The common cuckoo lays its eggs in the nests of other bird species, burdening these hosts with the task of raising its young.
CHAMPAIGN, Ill. — Eye size likely plays a role in the contest between avian brood parasites – birds that lay their eggs in the nests of other species – and their hosts, who sometimes detect the foreign eggs and eject or abandon them, scientists report in the journal Biology Letters.
Brood parasites succeed by offloading the job of parenting to other species. The hosts' own young suffer as a result of competition with the alien birds. If host birds fail to recognize eggs that are not their own, brood parasites can produce more offspring than would be possible if they simply raised their own.
An adult common redstart feeds a parasitic cuckoo chick in its nest.
Some bird species targeted by brood parasites can recognize a foreign egg. These birds will pierce or grasp the egg and eject it, abandon the parasitized nest or – in some cases – enshrine the parasite's egg by building a new nest on top of the old one. This allows them to devote their parenting efforts solely to their own offspring.
Yellow warblers sometimes abandon their nests when a cowbird lays an egg in them. Another strategy involves building a new nest on top of the old one, sealing off the parasitic egg.

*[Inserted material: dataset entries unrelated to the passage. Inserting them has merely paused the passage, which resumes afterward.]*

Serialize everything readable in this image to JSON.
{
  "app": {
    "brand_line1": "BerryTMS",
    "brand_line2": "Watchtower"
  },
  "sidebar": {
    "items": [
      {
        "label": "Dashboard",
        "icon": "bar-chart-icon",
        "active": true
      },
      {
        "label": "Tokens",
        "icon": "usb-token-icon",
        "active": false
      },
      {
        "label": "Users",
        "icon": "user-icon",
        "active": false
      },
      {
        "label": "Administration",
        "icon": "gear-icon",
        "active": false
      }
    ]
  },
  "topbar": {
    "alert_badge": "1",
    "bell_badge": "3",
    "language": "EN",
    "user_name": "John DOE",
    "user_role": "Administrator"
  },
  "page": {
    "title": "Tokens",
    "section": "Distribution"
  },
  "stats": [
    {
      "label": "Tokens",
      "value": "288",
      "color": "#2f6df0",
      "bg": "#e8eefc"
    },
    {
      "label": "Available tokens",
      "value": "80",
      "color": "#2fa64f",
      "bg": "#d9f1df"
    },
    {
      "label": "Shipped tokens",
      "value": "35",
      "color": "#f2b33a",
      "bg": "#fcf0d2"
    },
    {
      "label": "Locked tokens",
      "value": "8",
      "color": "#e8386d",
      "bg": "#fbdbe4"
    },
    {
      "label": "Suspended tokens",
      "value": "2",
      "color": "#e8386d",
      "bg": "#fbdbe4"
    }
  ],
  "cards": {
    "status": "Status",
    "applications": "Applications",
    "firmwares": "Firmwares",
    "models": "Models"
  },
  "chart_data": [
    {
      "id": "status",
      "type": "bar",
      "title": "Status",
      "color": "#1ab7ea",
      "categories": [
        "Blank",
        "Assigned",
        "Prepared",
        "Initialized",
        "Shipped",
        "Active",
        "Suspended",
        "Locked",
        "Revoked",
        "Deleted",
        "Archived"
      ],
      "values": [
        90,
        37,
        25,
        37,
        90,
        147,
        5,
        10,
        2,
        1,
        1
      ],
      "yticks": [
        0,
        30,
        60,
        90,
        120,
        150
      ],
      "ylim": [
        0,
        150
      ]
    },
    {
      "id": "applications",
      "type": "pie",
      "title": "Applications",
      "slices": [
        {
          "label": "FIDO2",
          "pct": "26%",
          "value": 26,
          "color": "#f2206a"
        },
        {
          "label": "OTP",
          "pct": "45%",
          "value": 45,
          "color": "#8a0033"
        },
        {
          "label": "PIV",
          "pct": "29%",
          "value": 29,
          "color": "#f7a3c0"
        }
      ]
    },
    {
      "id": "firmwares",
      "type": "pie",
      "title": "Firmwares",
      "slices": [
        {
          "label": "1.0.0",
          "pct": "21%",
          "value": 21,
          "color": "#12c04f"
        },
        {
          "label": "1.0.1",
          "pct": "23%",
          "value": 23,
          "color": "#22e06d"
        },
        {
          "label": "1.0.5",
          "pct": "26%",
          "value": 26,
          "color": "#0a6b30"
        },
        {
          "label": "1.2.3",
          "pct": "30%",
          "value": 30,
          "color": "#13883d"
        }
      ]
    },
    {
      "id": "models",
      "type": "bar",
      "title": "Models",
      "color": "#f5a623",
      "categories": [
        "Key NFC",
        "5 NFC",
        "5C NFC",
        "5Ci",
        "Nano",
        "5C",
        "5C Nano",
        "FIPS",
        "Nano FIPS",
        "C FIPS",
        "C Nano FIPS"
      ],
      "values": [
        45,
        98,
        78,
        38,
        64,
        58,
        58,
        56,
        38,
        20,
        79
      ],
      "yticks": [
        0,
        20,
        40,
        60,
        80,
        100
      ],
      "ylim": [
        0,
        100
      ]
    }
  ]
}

The failure of some host birds to recognize foreign eggs in their own nests is somewhat perplexing, said Mark Hauber, a professor of evolution, ecology and behavior at the University of Illinois Urbana-Champaign, who co-led the new research with Ian Ausprey, a recent doctoral graduate at the University of Florida department of biology and the Florida Museum of Natural History.
"Birds have much better vision overall than we do as humans. They have four color receptors instead of our three. They also can see into the ultraviolet range," Hauber said. "What we did not know before this study was whether their eyes are adapted to egg rejection."
The great reed warbler, pictured, sometimes has its nest parasitized by cuckoos.
To study the relationship between eye size and brood parasitism, the researchers turned to data collected in the 1970s by Stanley Ritland, a student at the University of Chicago who measured the eyeballs of more than 4,000 species of birds in museum collections. Ausprey and his colleagues digitized Ritland's data and explored the implications of eye size on a variety of traits. In a recently published study, for example, he found that birds with larger eyes were more likely to forage on insects or other prey that would require farsightedness, while those with smaller eyes tended to eat nectar or seeds that could be detected up close.
"Having larger eyes is similar to having a bigger camera lens," Ausprey said. "By collecting more light, large eyes improve a bird's visual acuity, its ability to resolve an image in dim conditions and at long distances."
When analyzing eye size in different bird species in relation to their lifestyle as brood parasites, hosts or non-host birds, Ausprey found that brood parasites had larger eyes than host birds – beyond the difference expected as a result of their larger body size – and that birds with larger eyes relative to their overall body mass were less likely to have their nests parasitized. Eye size in host birds also was positively associated with their likelihood of recognizing foreign eggs – unless the eggs looked a lot like the hosts' own eggs, the researchers found.
Researchers report that brood parasites, like this common cuckoo, top, have larger eyes than the birds they target – beyond the difference expected as a result of their larger body size. Common cuckoos will parasitize the nests of European robins, bottom left, but not those of European bee-eaters, bottom right.
"Non-host birds tend to have larger eyes than hosts," Hauber said. "One interpretation of that is that the parasites go for birds with poorer eyesight."
Hauber collaborated on a recent study that identified specific brain structures that play a role in interactions between a parasitic insect and its host. But the new research in birds is the first to show how a sensory system like the eyes contributes to the interplay between parasite and host, Hauber said.
These findings are a major step toward understanding how such interactions are evolving in birds, Ausprey said.
"Nest parasitism exerts enormous selective pressure on host populations, with major implications for population demography and local species persistence," Ausprey said. "It's incredible that such a simple trait as eye size can provide a powerful window into the sensory systems that mediate the coevolutionary arms race between nest parasites and their hosts."